Lejeune a paré le sabre d’un officier en veste blanche, qui lui envoie son
genou dans le ventre, il se plie, fort heureusement car la balle qui lui visait
la nuque s’enfonce dans le front de l’Autrichien dont le sang gicle.
    Assis sur un banc de pierre collé à une maison qui n’avait
plus qu’un mur debout, Masséna regardait sa montre. Elle était arrêtée. Il la
secoua, tourna le remontoir, rien à faire, elle était cassée et il jura :
    — Peste ! Un souvenir d’Italie ! Elle a
appartenu à un monsignore du Vatican ! Tout en or et vermeil ! Il
fallait bien qu’un jour ou l’autre elle me lâche… Ne restez pas à quatre
pattes, Lejeune, venez vous asseoir un moment pour vous remettre d’aplomb. Vous
devriez être mort mais ce n’est pas le cas, alors respirez un bon coup…

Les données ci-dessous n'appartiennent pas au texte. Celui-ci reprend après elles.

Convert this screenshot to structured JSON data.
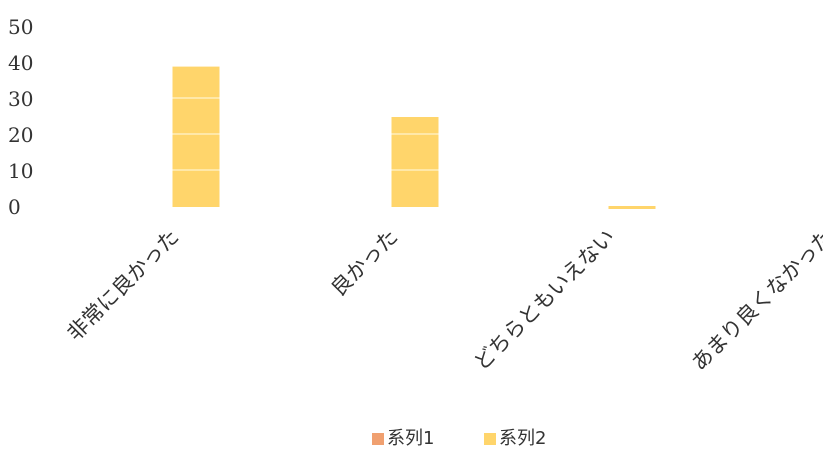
{
  "chart_data": {
    "type": "bar",
    "categories": [
      "非常に良かった",
      "良かった",
      "どちらともいえない",
      "あまり良くなかった"
    ],
    "series": [
      {
        "name": "系列1",
        "values": [
          0,
          0,
          0,
          0
        ],
        "color": "#f0a070"
      },
      {
        "name": "系列2",
        "values": [
          39,
          25,
          0,
          0
        ],
        "color": "#ffd56b"
      }
    ],
    "y_ticks": [
      0,
      10,
      20,
      30,
      40,
      50
    ],
    "ylim": [
      0,
      50
    ],
    "grid": false,
    "legend_position": "bottom"
  }
}
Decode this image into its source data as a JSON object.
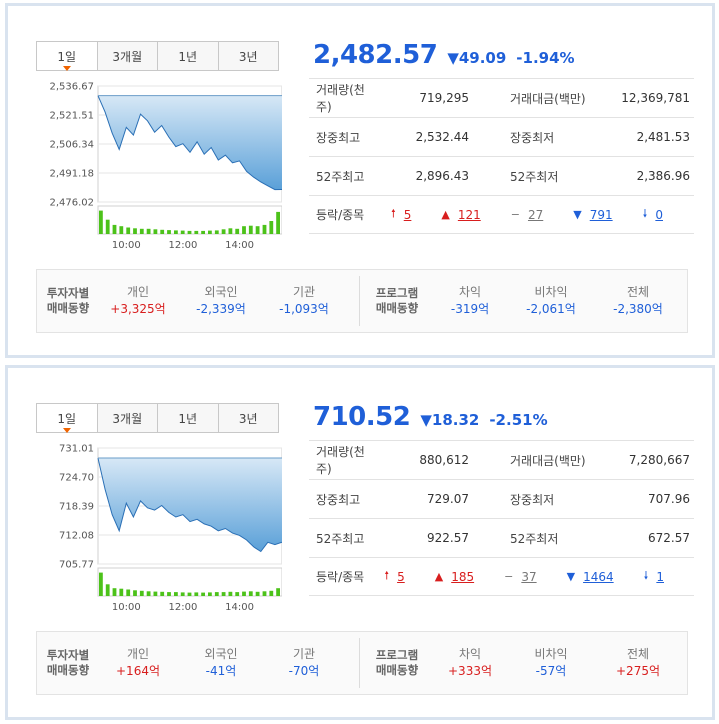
{
  "tabs": [
    "1일",
    "3개월",
    "1년",
    "3년"
  ],
  "labels": {
    "volume": "거래량(천주)",
    "value": "거래대금(백만)",
    "day_high": "장중최고",
    "day_low": "장중최저",
    "w52_high": "52주최고",
    "w52_low": "52주최저",
    "breadth": "등락/종목",
    "investor": [
      "투자자별",
      "매매동향"
    ],
    "program": [
      "프로그램",
      "매매동향"
    ],
    "individual": "개인",
    "foreign": "외국인",
    "institution": "기관",
    "arbitrage": "차익",
    "non_arbitrage": "비차익",
    "total": "전체"
  },
  "icons": {
    "upper_limit": "arrow-up-limit-icon",
    "rise": "triangle-up-icon",
    "flat": "dash-icon",
    "fall": "triangle-down-icon",
    "lower_limit": "arrow-down-limit-icon"
  },
  "colors": {
    "up": "#d81e1e",
    "down": "#1f5fd8",
    "area_top": "#d7e8f6",
    "area_bottom": "#5aa0d8",
    "volume_bar": "#4cc21a"
  },
  "panels": [
    {
      "price": "2,482.57",
      "change": "▼49.09",
      "change_pct": "-1.94%",
      "volume": "719,295",
      "value": "12,369,781",
      "day_high": "2,532.44",
      "day_low": "2,481.53",
      "w52_high": "2,896.43",
      "w52_low": "2,386.96",
      "breadth": {
        "upper_limit": "5",
        "rise": "121",
        "flat": "27",
        "fall": "791",
        "lower_limit": "0"
      },
      "investor": {
        "individual": "+3,325억",
        "foreign": "-2,339억",
        "institution": "-1,093억"
      },
      "program": {
        "arbitrage": "-319억",
        "non_arbitrage": "-2,061억",
        "total": "-2,380억"
      },
      "chart_data": {
        "type": "area",
        "y_ticks": [
          "2,536.67",
          "2,521.51",
          "2,506.34",
          "2,491.18",
          "2,476.02"
        ],
        "ylim": [
          2476.02,
          2536.67
        ],
        "x_ticks": [
          "10:00",
          "12:00",
          "14:00"
        ],
        "x": [
          "09:00",
          "09:15",
          "09:30",
          "09:45",
          "10:00",
          "10:15",
          "10:30",
          "10:45",
          "11:00",
          "11:15",
          "11:30",
          "11:45",
          "12:00",
          "12:15",
          "12:30",
          "12:45",
          "13:00",
          "13:15",
          "13:30",
          "13:45",
          "14:00",
          "14:15",
          "14:30",
          "14:45",
          "15:00",
          "15:15",
          "15:30"
        ],
        "values": [
          2531.6,
          2523.0,
          2512.0,
          2503.5,
          2515.0,
          2511.0,
          2522.0,
          2518.5,
          2512.5,
          2516.0,
          2510.0,
          2505.0,
          2506.5,
          2502.0,
          2507.5,
          2501.0,
          2504.5,
          2498.0,
          2500.5,
          2496.5,
          2497.5,
          2492.0,
          2489.0,
          2486.5,
          2484.5,
          2482.5,
          2482.57
        ],
        "prev_close": 2531.66,
        "volume": [
          0.9,
          0.55,
          0.35,
          0.3,
          0.25,
          0.22,
          0.2,
          0.2,
          0.18,
          0.16,
          0.15,
          0.14,
          0.13,
          0.12,
          0.12,
          0.12,
          0.13,
          0.14,
          0.18,
          0.22,
          0.2,
          0.3,
          0.32,
          0.3,
          0.35,
          0.5,
          0.85
        ]
      }
    },
    {
      "price": "710.52",
      "change": "▼18.32",
      "change_pct": "-2.51%",
      "volume": "880,612",
      "value": "7,280,667",
      "day_high": "729.07",
      "day_low": "707.96",
      "w52_high": "922.57",
      "w52_low": "672.57",
      "breadth": {
        "upper_limit": "5",
        "rise": "185",
        "flat": "37",
        "fall": "1464",
        "lower_limit": "1"
      },
      "investor": {
        "individual": "+164억",
        "foreign": "-41억",
        "institution": "-70억"
      },
      "program": {
        "arbitrage": "+333억",
        "non_arbitrage": "-57억",
        "total": "+275억"
      },
      "chart_data": {
        "type": "area",
        "y_ticks": [
          "731.01",
          "724.70",
          "718.39",
          "712.08",
          "705.77"
        ],
        "ylim": [
          705.77,
          731.01
        ],
        "x_ticks": [
          "10:00",
          "12:00",
          "14:00"
        ],
        "x": [
          "09:00",
          "09:15",
          "09:30",
          "09:45",
          "10:00",
          "10:15",
          "10:30",
          "10:45",
          "11:00",
          "11:15",
          "11:30",
          "11:45",
          "12:00",
          "12:15",
          "12:30",
          "12:45",
          "13:00",
          "13:15",
          "13:30",
          "13:45",
          "14:00",
          "14:15",
          "14:30",
          "14:45",
          "15:00",
          "15:15",
          "15:30"
        ],
        "values": [
          728.8,
          722.0,
          716.5,
          713.0,
          719.0,
          716.0,
          719.5,
          718.0,
          717.5,
          718.5,
          717.0,
          716.0,
          716.5,
          715.0,
          715.5,
          714.5,
          714.0,
          713.0,
          713.5,
          712.5,
          712.0,
          711.0,
          709.5,
          708.5,
          710.5,
          710.0,
          710.52
        ],
        "prev_close": 728.84,
        "volume": [
          0.9,
          0.45,
          0.3,
          0.28,
          0.25,
          0.22,
          0.2,
          0.18,
          0.17,
          0.16,
          0.15,
          0.15,
          0.14,
          0.13,
          0.14,
          0.13,
          0.14,
          0.15,
          0.15,
          0.16,
          0.15,
          0.17,
          0.18,
          0.16,
          0.18,
          0.2,
          0.3
        ]
      }
    }
  ]
}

    Le colonel s’épousseta et le maréchal continuait :
    — Si nous nous en tirons, je vous commanderai mon
portrait, mais en action, hein ? Avec le soc de charrue comme tout à
l’heure, par exemple, en train d’écrabouiller une meute d’Autrichiens ! On
écrirait en dessous Masséna à la bataille. Vous voyez l’effet que ça
produirait ? Personne n’oserait l’accrocher, ce tableau ! La réalité
déplaît, Lejeune.
    Un boulet vint fracasser une partie de la toiture de la
maison devant laquelle les deux hommes se reposaient, et Masséna se leva d’un
bond :
    — La voilà, tiens, la réalité ! Mais ces chiens
essaient de nous enterrer sous les gravats, ma parole !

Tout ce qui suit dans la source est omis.